Vitamin B7 Lieferanten sind unter anderem Haferflocken, Nüsse, Eigelb und Hefe. Bei einem akuten Vitamin B7 Mangel kann es zu Schädigungen des Nervensystems kommen. Aber auch Haarausfall und Muskelschmerzen sind möglich. Um einen Mangel zu vermeiden, werden täglich 30 bis 60 Mikrogramm empfohlen.

Vitamin B9 – wichtig für die Blutbildung

Wenn ich jetzt das Wort Folsäure ins Spiel bringe, wissen sicher gleich Alle was gemeint ist. Diese Bezeichnung ist gebräuchlicher als Vitamin B9 oder auch Vitamin B11. Vitamin B9 wird oft schwangeren Frauen empfohlen, ist aber auch für ältere Menschen enorm wichtig, da es für die Blutbildung gebraucht wird. Da Folsäure nicht vom Körper produziert wird, muss sie über die Nahrung aufgenommen werden. Es ist möglich, über bestimmte Präparate Vitamin B9 zu sich zu nehmen, allerdings besteht hier die Gefahr einer Überdosierung mit Folsäure.

Den empfohlenen Tagesbedarf von etwa 300 Mikrogramm, decken Sie mit Lebensmitteln wie Spinat, Spargel, Kohl, Tomaten und Vollkornprodukten ab. Anders als bei den oben genannten B-Vitaminen, ist ein Mangel an Folsäure schon wahrscheinlicher. Ein Grund dafür kann einseitige Ernährung sein. Ein Folsäuremangel hat Blutarmut zur Folge.

Vitamin B12 – baut Fettsäuren ab

Cobalamin ist der medizinische Name für das Vitamin B12. Der letzte Nährstoff aus der B-Gruppe wird für den Abbau von Fettsäuren benötigt, ist aber auch an der Blutbildung beteiligt. Im Darm gibt es zwar einige Bakterien, die dass Vitamin B12 bilden, allerdings reicht die Menge nicht aus, so dass Cobalamin über de Nahrung aufgenommen werden muss.

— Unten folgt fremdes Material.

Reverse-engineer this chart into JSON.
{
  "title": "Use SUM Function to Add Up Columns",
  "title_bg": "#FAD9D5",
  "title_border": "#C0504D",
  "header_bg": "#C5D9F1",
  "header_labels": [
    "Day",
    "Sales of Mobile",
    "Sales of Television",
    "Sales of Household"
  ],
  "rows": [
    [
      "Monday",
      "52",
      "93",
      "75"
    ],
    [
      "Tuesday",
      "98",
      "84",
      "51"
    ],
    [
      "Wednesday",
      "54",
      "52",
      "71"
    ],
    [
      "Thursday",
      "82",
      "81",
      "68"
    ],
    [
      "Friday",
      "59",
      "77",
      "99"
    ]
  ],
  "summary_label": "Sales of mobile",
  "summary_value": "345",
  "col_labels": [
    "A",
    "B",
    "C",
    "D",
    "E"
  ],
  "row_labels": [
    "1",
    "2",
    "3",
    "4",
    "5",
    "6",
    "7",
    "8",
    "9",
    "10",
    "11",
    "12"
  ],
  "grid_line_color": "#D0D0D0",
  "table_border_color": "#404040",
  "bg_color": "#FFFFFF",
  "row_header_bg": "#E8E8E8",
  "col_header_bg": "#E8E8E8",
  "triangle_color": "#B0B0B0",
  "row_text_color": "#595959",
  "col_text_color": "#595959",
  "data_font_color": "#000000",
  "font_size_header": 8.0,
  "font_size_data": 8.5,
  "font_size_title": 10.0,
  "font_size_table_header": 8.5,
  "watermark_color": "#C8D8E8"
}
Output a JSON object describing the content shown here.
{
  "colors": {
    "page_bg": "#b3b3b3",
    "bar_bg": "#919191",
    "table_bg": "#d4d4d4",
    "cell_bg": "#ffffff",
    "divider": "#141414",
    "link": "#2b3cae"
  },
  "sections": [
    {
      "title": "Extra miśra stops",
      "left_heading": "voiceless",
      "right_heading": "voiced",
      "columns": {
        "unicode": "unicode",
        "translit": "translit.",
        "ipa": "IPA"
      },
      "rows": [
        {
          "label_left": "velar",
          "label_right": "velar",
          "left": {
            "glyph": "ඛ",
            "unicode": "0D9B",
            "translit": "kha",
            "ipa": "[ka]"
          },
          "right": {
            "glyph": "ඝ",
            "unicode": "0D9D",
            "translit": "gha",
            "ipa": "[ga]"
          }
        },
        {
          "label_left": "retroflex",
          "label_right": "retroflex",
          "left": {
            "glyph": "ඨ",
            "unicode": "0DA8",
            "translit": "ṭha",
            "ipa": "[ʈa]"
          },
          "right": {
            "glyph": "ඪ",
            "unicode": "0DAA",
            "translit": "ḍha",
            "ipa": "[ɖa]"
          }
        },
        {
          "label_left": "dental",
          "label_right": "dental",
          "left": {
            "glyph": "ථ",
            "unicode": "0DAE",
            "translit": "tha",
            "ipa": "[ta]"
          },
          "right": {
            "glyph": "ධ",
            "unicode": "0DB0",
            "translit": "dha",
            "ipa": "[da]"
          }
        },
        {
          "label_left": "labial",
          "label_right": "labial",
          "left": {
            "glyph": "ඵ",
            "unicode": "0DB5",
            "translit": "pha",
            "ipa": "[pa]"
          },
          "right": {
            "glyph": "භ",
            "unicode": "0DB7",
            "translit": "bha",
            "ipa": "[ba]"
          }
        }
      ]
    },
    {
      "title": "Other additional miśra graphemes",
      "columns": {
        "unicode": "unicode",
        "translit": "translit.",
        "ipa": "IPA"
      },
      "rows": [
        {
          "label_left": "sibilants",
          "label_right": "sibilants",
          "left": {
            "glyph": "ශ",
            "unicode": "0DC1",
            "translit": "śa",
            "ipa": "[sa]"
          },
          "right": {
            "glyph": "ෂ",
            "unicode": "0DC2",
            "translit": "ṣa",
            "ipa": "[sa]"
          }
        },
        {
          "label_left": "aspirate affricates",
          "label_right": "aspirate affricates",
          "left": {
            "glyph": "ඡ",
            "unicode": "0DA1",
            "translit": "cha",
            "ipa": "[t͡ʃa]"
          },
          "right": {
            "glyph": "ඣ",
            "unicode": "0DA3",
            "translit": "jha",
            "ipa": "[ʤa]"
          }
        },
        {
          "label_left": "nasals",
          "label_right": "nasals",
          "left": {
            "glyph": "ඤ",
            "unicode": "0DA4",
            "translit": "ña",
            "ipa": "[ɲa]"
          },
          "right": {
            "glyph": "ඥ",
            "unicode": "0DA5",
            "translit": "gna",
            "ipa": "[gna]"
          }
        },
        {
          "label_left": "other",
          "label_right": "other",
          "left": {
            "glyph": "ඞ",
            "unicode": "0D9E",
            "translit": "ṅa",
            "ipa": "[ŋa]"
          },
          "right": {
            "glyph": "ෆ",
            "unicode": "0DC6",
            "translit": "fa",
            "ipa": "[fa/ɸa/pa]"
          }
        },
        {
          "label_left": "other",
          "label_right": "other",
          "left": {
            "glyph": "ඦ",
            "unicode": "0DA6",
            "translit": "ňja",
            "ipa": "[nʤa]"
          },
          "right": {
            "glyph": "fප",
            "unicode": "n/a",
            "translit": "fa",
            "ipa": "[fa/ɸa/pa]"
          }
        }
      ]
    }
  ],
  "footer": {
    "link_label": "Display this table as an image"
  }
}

Die effektivsten B12-Lieferanten sind Leber und Nieren. Da Innereien aber nicht jedermanns Geschmack sind, können Sie den benötigten Tagesbedarf von 3 Mikrogramm auch über Milchprodukte, Fleisch und Geflügel aufnehmen. Symptome bei einem Vitamin B12 Mangel können Müdigkeit, Brenngefühl auf der Zunge oder ein Taubheitsgefühl sein.

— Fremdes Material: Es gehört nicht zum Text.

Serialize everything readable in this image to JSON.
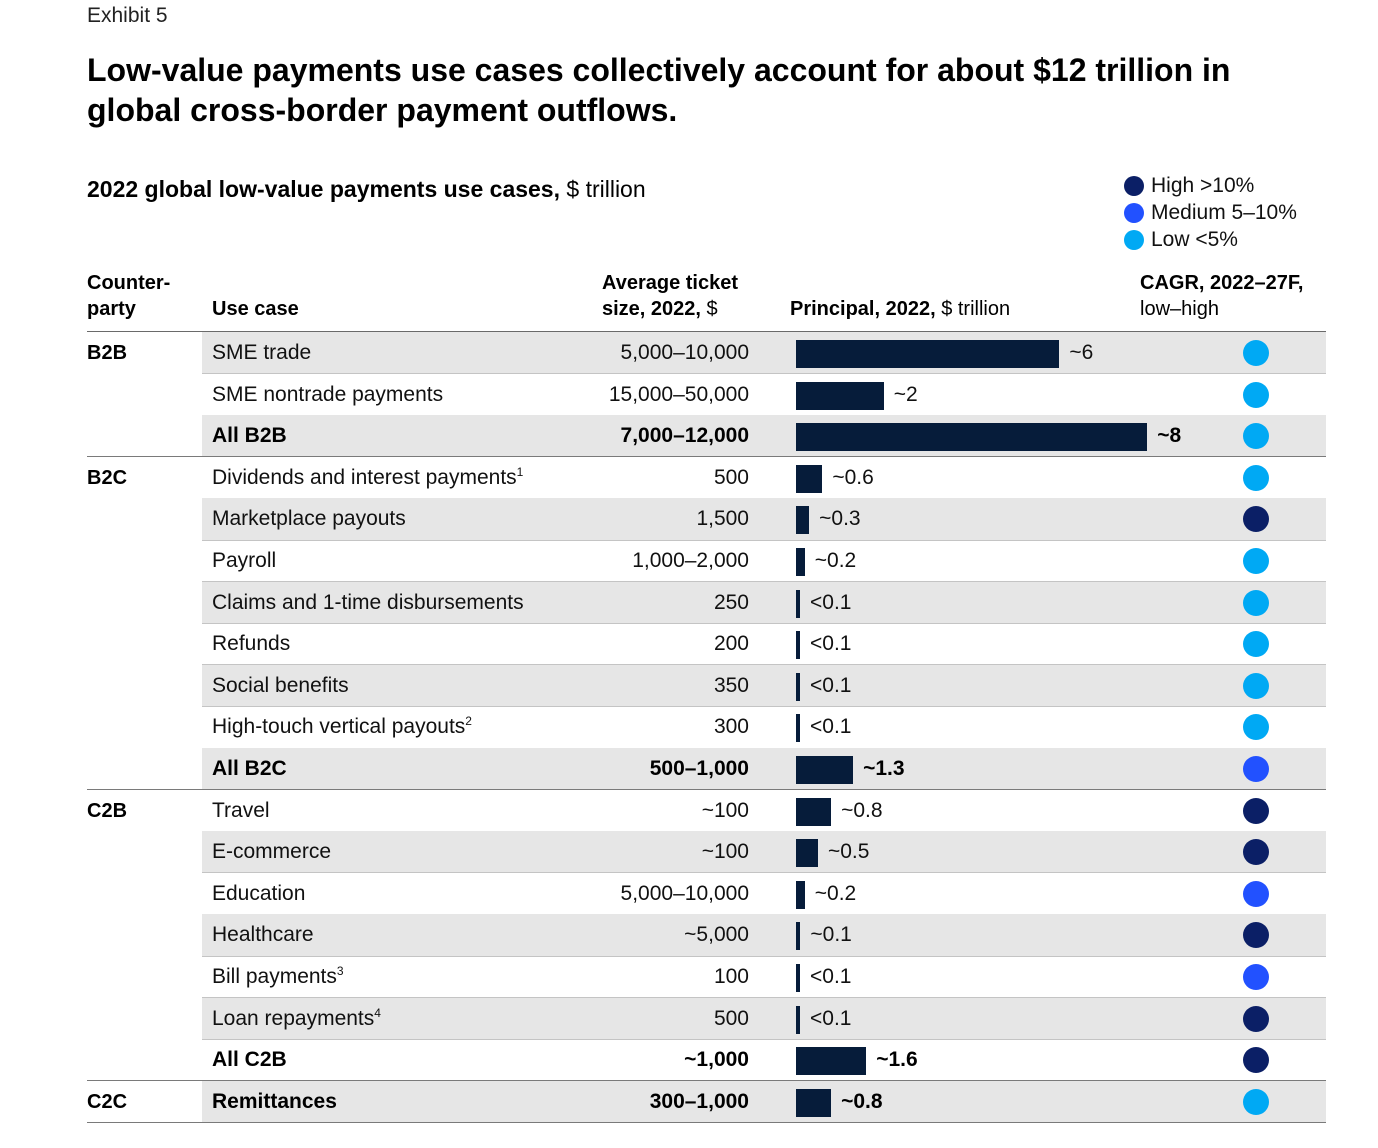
{
  "exhibit": "Exhibit 5",
  "title": "Low-value payments use cases collectively account for about $12 trillion in global cross-border payment outflows.",
  "subtitle_bold": "2022 global low-value payments use cases,",
  "subtitle_unit": " $ trillion",
  "colors": {
    "bar": "#061c3a",
    "high": "#0b1f66",
    "medium": "#2251ff",
    "low": "#00a9f4",
    "shade": "#e6e6e6"
  },
  "legend": [
    {
      "key": "high",
      "label": "High >10%"
    },
    {
      "key": "medium",
      "label": "Medium 5–10%"
    },
    {
      "key": "low",
      "label": "Low <5%"
    }
  ],
  "headers": {
    "counterparty": "Counter-\nparty",
    "use_case": "Use case",
    "ticket_l1": "Average ticket",
    "ticket_l2_bold": "size, 2022,",
    "ticket_l2_unit": " $",
    "principal_bold": "Principal, 2022,",
    "principal_unit": " $ trillion",
    "cagr_l1": "CAGR, 2022–27F,",
    "cagr_l2": "low–high"
  },
  "chart_data": {
    "type": "bar",
    "title": "2022 global low-value payments use cases, $ trillion",
    "value_unit": "$ trillion",
    "rows": [
      {
        "counterparty": "B2B",
        "use_case": "SME trade",
        "ticket": "5,000–10,000",
        "value": 6,
        "label": "~6",
        "cagr": "low"
      },
      {
        "counterparty": "B2B",
        "use_case": "SME nontrade payments",
        "ticket": "15,000–50,000",
        "value": 2,
        "label": "~2",
        "cagr": "low"
      },
      {
        "counterparty": "B2B",
        "use_case": "All B2B",
        "ticket": "7,000–12,000",
        "value": 8,
        "label": "~8",
        "cagr": "low",
        "total": true
      },
      {
        "counterparty": "B2C",
        "use_case": "Dividends and interest payments",
        "sup": "1",
        "ticket": "500",
        "value": 0.6,
        "label": "~0.6",
        "cagr": "low"
      },
      {
        "counterparty": "B2C",
        "use_case": "Marketplace payouts",
        "ticket": "1,500",
        "value": 0.3,
        "label": "~0.3",
        "cagr": "high"
      },
      {
        "counterparty": "B2C",
        "use_case": "Payroll",
        "ticket": "1,000–2,000",
        "value": 0.2,
        "label": "~0.2",
        "cagr": "low"
      },
      {
        "counterparty": "B2C",
        "use_case": "Claims and 1-time disbursements",
        "ticket": "250",
        "value": 0.05,
        "label": "<0.1",
        "cagr": "low"
      },
      {
        "counterparty": "B2C",
        "use_case": "Refunds",
        "ticket": "200",
        "value": 0.05,
        "label": "<0.1",
        "cagr": "low"
      },
      {
        "counterparty": "B2C",
        "use_case": "Social benefits",
        "ticket": "350",
        "value": 0.05,
        "label": "<0.1",
        "cagr": "low"
      },
      {
        "counterparty": "B2C",
        "use_case": "High-touch vertical payouts",
        "sup": "2",
        "ticket": "300",
        "value": 0.05,
        "label": "<0.1",
        "cagr": "low"
      },
      {
        "counterparty": "B2C",
        "use_case": "All B2C",
        "ticket": "500–1,000",
        "value": 1.3,
        "label": "~1.3",
        "cagr": "medium",
        "total": true
      },
      {
        "counterparty": "C2B",
        "use_case": "Travel",
        "ticket": "~100",
        "value": 0.8,
        "label": "~0.8",
        "cagr": "high"
      },
      {
        "counterparty": "C2B",
        "use_case": "E-commerce",
        "ticket": "~100",
        "value": 0.5,
        "label": "~0.5",
        "cagr": "high"
      },
      {
        "counterparty": "C2B",
        "use_case": "Education",
        "ticket": "5,000–10,000",
        "value": 0.2,
        "label": "~0.2",
        "cagr": "medium"
      },
      {
        "counterparty": "C2B",
        "use_case": "Healthcare",
        "ticket": "~5,000",
        "value": 0.1,
        "label": "~0.1",
        "cagr": "high"
      },
      {
        "counterparty": "C2B",
        "use_case": "Bill payments",
        "sup": "3",
        "ticket": "100",
        "value": 0.05,
        "label": "<0.1",
        "cagr": "medium"
      },
      {
        "counterparty": "C2B",
        "use_case": "Loan repayments",
        "sup": "4",
        "ticket": "500",
        "value": 0.05,
        "label": "<0.1",
        "cagr": "high"
      },
      {
        "counterparty": "C2B",
        "use_case": "All C2B",
        "ticket": "~1,000",
        "value": 1.6,
        "label": "~1.6",
        "cagr": "high",
        "total": true
      },
      {
        "counterparty": "C2C",
        "use_case": "Remittances",
        "ticket": "300–1,000",
        "value": 0.8,
        "label": "~0.8",
        "cagr": "low",
        "total": true
      }
    ]
  }
}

Fazit: Mit einer ausgewogenen Ernährung lässt sich ein Mangel an B-Vitaminen weitestgehend vermeiden. Ältere Menschen sollten Essen und Trinken nicht als lästiges Übel ansehen. Wer Probleme beim Kauen hat, kann die Nahrung auch püriert aufnehmen, wichtig sind vor allem geregelte Essenszeiten.